Ashok Leyland begins developing left-hand-drive LCVs

After buying out Nissan's stake in three LCV JVs, Ashok Leyland is targeting exports. Its LHD LCVs will have higher safety features and more powerful engines to enter India-like markets but with a matured LCV segment.

13 Feb 2017 | 10709 Views | By Sumantra B Barooah

Ashok Leyland, after buying out Nissan's stake in the three LCV ventures, has shifted its gear to overdrive to tap new avenues that weren't available earlier as well as to make up for the opportunities lost due to the litigations with its former partner. 

Following the dilution of the joint venture, Ashok Leyland is free to tap any market across the world. Under the agreement with Nissan, the LCVs could be exported only to SAARC countries which restricted the development of new variants.

As new opportunities open up, Ashok Leyland has started developing a left-hand-drive (LHD) version of its LCVs. It is also adding higher safety features and more powerful engines to its LCVs to enter markets which are India-like but with a LCV segment that is more matured.

All efforts are to prepare and ship these vehicles soon, as successful tapping of the opportunities will yield big results for the company.
"The global market for these range of vehicles in the markets, which are closer to India, is anything upward of 500,000 units," says Nitin Seth, president – LCV & Defence (pictured above). Export of LHD vehicles is likely to commence in six months.
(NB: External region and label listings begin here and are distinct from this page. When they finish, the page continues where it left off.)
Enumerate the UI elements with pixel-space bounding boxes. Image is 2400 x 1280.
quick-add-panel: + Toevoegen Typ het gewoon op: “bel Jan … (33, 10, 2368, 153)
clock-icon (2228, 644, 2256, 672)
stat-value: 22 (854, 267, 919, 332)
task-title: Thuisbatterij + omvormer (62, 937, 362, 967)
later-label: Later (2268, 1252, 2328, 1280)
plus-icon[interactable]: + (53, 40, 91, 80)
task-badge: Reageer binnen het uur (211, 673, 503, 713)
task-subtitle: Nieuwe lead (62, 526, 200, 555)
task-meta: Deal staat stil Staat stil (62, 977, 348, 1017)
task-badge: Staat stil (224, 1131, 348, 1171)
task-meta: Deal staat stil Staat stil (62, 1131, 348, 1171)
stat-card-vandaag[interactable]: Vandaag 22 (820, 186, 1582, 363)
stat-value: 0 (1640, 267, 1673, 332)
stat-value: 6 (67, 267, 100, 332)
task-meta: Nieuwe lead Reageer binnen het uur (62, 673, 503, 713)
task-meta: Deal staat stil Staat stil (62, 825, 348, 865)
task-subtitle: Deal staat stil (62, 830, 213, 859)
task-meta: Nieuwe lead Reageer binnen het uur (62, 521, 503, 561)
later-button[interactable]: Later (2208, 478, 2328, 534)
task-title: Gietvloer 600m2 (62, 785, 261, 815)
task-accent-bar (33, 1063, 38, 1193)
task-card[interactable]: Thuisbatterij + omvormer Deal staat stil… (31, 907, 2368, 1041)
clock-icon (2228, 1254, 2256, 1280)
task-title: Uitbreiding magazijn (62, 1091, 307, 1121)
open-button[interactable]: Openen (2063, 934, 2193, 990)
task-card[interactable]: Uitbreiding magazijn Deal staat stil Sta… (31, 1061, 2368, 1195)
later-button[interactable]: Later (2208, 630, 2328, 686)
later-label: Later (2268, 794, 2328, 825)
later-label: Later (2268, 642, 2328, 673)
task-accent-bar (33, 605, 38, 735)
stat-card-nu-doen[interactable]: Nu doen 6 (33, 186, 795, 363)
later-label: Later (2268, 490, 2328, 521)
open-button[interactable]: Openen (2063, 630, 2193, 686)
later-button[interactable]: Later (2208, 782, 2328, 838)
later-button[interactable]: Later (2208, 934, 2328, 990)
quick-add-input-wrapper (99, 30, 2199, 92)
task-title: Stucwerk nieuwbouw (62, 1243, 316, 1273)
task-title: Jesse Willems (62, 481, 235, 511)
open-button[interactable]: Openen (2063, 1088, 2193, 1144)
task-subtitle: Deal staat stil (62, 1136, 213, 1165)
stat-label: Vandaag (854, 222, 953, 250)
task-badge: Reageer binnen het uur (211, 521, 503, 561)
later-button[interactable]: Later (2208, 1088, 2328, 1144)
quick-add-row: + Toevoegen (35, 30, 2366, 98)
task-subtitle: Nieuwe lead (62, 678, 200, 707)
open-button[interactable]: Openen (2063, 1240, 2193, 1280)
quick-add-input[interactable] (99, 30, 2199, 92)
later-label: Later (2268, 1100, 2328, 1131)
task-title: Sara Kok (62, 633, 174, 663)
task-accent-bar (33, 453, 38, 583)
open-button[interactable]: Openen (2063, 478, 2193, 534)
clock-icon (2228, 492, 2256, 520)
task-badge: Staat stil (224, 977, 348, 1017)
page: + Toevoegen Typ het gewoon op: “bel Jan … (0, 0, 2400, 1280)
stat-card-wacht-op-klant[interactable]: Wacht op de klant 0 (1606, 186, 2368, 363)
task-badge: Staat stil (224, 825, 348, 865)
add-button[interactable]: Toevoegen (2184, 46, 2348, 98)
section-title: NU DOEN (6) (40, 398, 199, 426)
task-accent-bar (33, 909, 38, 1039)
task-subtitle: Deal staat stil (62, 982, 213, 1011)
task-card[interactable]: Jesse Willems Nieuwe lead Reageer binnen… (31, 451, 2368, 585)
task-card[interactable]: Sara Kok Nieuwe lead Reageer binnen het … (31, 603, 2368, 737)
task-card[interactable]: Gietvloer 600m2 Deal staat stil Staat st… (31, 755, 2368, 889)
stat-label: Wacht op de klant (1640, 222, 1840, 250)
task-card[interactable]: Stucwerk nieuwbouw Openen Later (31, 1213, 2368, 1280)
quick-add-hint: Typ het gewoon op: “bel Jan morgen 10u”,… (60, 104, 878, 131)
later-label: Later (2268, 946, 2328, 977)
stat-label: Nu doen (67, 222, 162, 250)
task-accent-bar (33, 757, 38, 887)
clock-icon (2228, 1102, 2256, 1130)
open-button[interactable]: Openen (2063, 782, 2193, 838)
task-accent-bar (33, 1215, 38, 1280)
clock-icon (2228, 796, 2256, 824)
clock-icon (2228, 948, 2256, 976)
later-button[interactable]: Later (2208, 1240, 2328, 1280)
Re-engineering existing models under the full ownership of Ashok Leyland won't be a big challenge as the engineering team of the JV has been integrated with Ashok Leyland's team of 170 engineers focused on LCVs. The JV had a team of 250 Indian engineers. Fifty members of the team had left, and Ashok Leyland is bringing at least some of them back.

A good number of the new products, starting with the new Guru and Partner, will have a Nissan link. The challenge, however, will be to develop all-new products in-house. Seth doesn't see it as a big challenge as he points out that even the Dost, which helped his company to enter the LCV space, has been heavily modified to meet demanding Indian market and road conditions. For example, the original version of the Dost came with independent suspension but it was replaced by a rigid suspension to cater to the rough road, and sometimes overloading, conditions.

Ashok Leyland's LCV business has reportedly lost nearly Rs 800 crore. Under its full ownership, it is investing Rs 400 crore to grow the business. With the newly launched products and a new launch every subsequent quarter in the domestic market, and the entry into new markets, Seth expects the LCV business to wipe out losses and be in the black in three years.

Whatever the product, Seth wants it to play the value game which has helped its sole LCV Dost sustain its presence in the domestic market. He claims that despite the tough period when the LCV JV was in a limbo, the Dost held onto its segment market share of around 15 percent despite being the most expensive and least discounted product. "You give a better product with a marginal increase in price, and people tend to shift. The Dost never fought a price war, it fought a value war," says Seth. The 2.5-tonne Dost, launched in 2011, offered 50 percent more load-carrying capacity and its cost was 20 percent more than the Tata Ace.